Deuxième enseignement, les Turcs ne sont pas perçus comme des Européens par beaucoup d'habitants en Europe. On peut le regretter, mais le fait est que les dernières évolutions autoritaristes en Turquie ont contribué à créer un décalage avec les Européens, au moins tout autant que la peur de l'Islam grandissant malheureusement sur notre continent. Les dernières négociations sur les réfugiés avec le chantage exercé par le premier ministre turc n'ont rien fait non plus pour rapprocher les peuples des deux côtés de la mer Egée.
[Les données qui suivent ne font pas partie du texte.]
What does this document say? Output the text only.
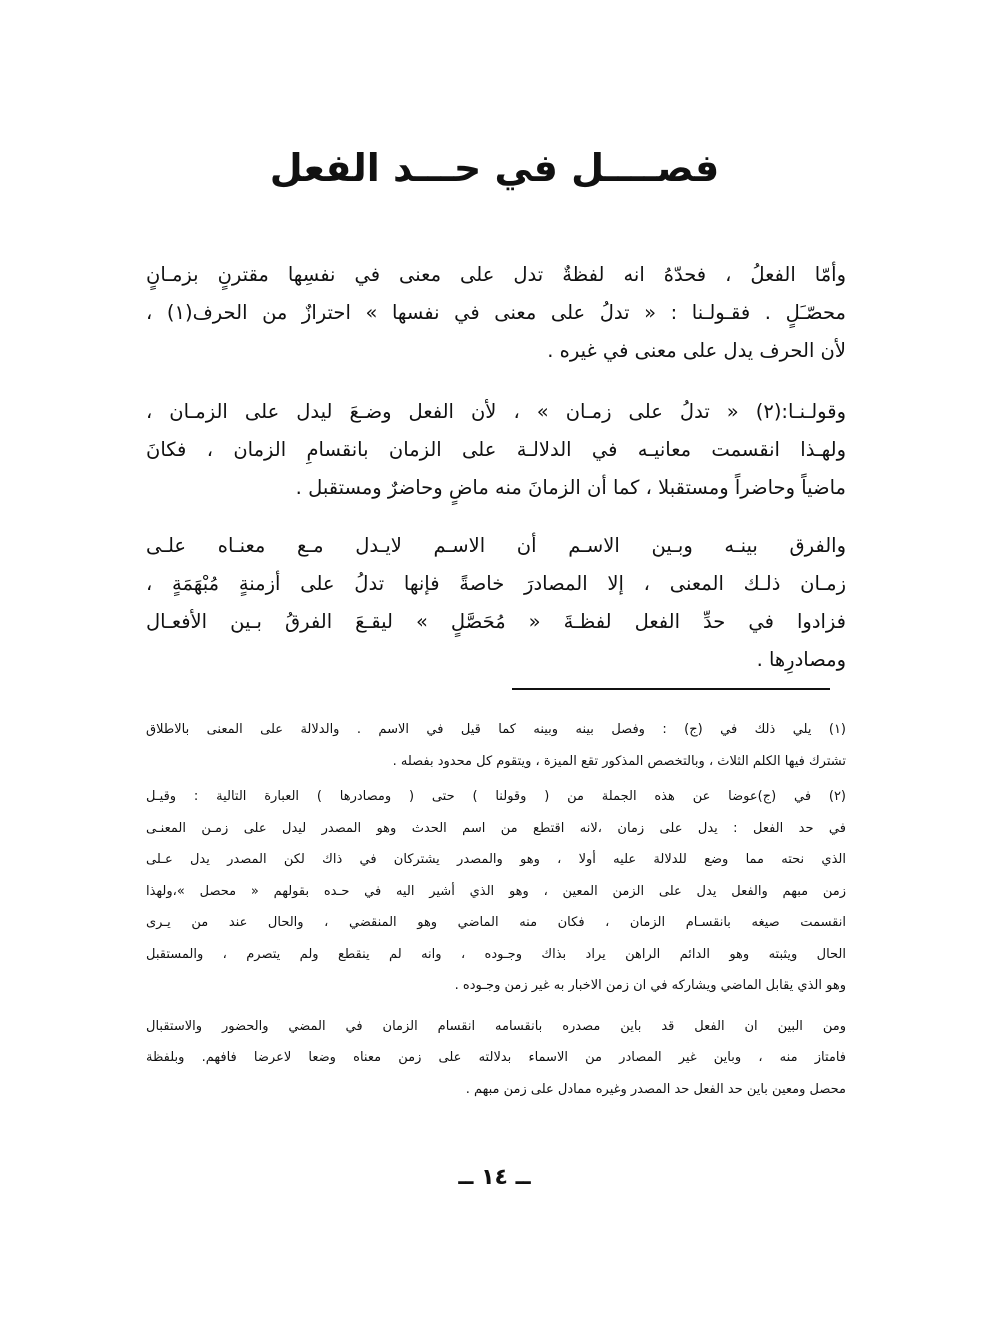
فصــــل في حـــد الفعل
وأمّا الفعلُ ، فحدّهُ انه لفظةٌ تدل على معنى في نفسِها مقترنٍ بزمـانٍ
محصّـَلٍ . فقـولـنا : « تدلُ على معنى في نفسها » احترازٌ من الحرف(١) ،
لأن الحرف يدل على معنى في غيره .
وقولـنـا:(٢) « تدلُ على زمـان » ، لأن الفعل وضـعَ ليدل على الزمـان ،
ولهـذا انقسمت معانيـه في الدلالـة على الزمان بانقسامِ الزمان ، فكانَ
ماضياً وحاضراً ومستقبلا ، كما أن الزمانَ منه ماضٍ وحاضرٌ ومستقبل .
والفرق بينـه وبـين الاسـم أن الاسـم لايـدل مـع معنـاه علـى
زمـان ذلـك المعنى ، إلا المصادرَ خاصةً فإنها تدلُ على أزمنةٍ مُبْهَمَةٍ ،
فزادوا في حدِّ الفعل لفظـةَ « مُحَصَّلٍ » ليقـعَ الفرقُ بـين الأفعـال
ومصادرِها .
(١) يلي ذلك في (ج) : وفصل بينه وبينه كما قيل في الاسم . والدلالة على المعنى بالاطلاق
تشترك فيها الكلم الثلاث ، وبالتخصص المذكور تقع الميزة ، ويتقوم كل محدود بفصله .
(٢) في (ج)عوضا عن هذه الجملة من ( وقولنا ) حتى ( ومصادرها ) العبارة التالية : وقيـل
في حد الفعل : يدل على زمان ،لانه اقتطع من اسم الحدث وهو المصدر ليدل على زمـن المعنـى
الذي نحته مما وضع للدلالة عليه أولا ، وهو والمصدر يشتركان في ذاك لكن المصدر يدل عـلى
زمن مبهم والفعل يدل على الزمن المعين ، وهو الذي أشير اليه في حـده بقولهم « محصل »،ولهذا
انقسمت صيغه بانقسـام الزمان ، فكان منه الماضي وهو المنقضي ، والحال عند من يـرى
الحال ويثبته وهو الدائم الراهن يراد بذاك وجـوده ، وانه لم ينقطع ولم يتصرم ، والمستقبل
وهو الذي يقابل الماضي ويشاركه في ان زمن الاخبار به غير زمن وجـوده .
ومن البين ان الفعل قد باين مصدره بانقسامه انقسام الزمان في المضي والحضور والاستقبال
فامتاز منه ، وباين غير المصادر من الاسماء بدلالته على زمن معناه وضعا لاعرضا فافهم. وبلفظة
محصل ومعين باين حد الفعل حد المصدر وغيره ممادل على زمن مبهم .
ــ ١٤ ــ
Enfin, l'âme européenne est plus à l'émotion qu'à l'action. Tout le monde s'était ému de la photographie du petit Aylan, mort en Méditerranée. Pourtant rien n'a réellement bougé depuis. Pire, les mouvements populistes d'extrême-droite donnent le tempo politique sur notre continent. De même avec les attentats de Paris et de Bruxelles. Tout les dirigeants nationaux appellent à l'union des Européens, mais quand on leur propose de créer une agence européenne de renseignements, ils répondent que c'est une question de "souveraineté nationale". L'hypocrisie est terrible.

Cependant, nous pouvons faire un constat optimiste : l'espace public européen existe. Les Belges n'ont pas réagi seuls après les attentats. Les réactions sont venues de l'Europe entière. Les terroristes vont-ils réussir à faire l'Europe plus vite que les dirigeants nationaux ?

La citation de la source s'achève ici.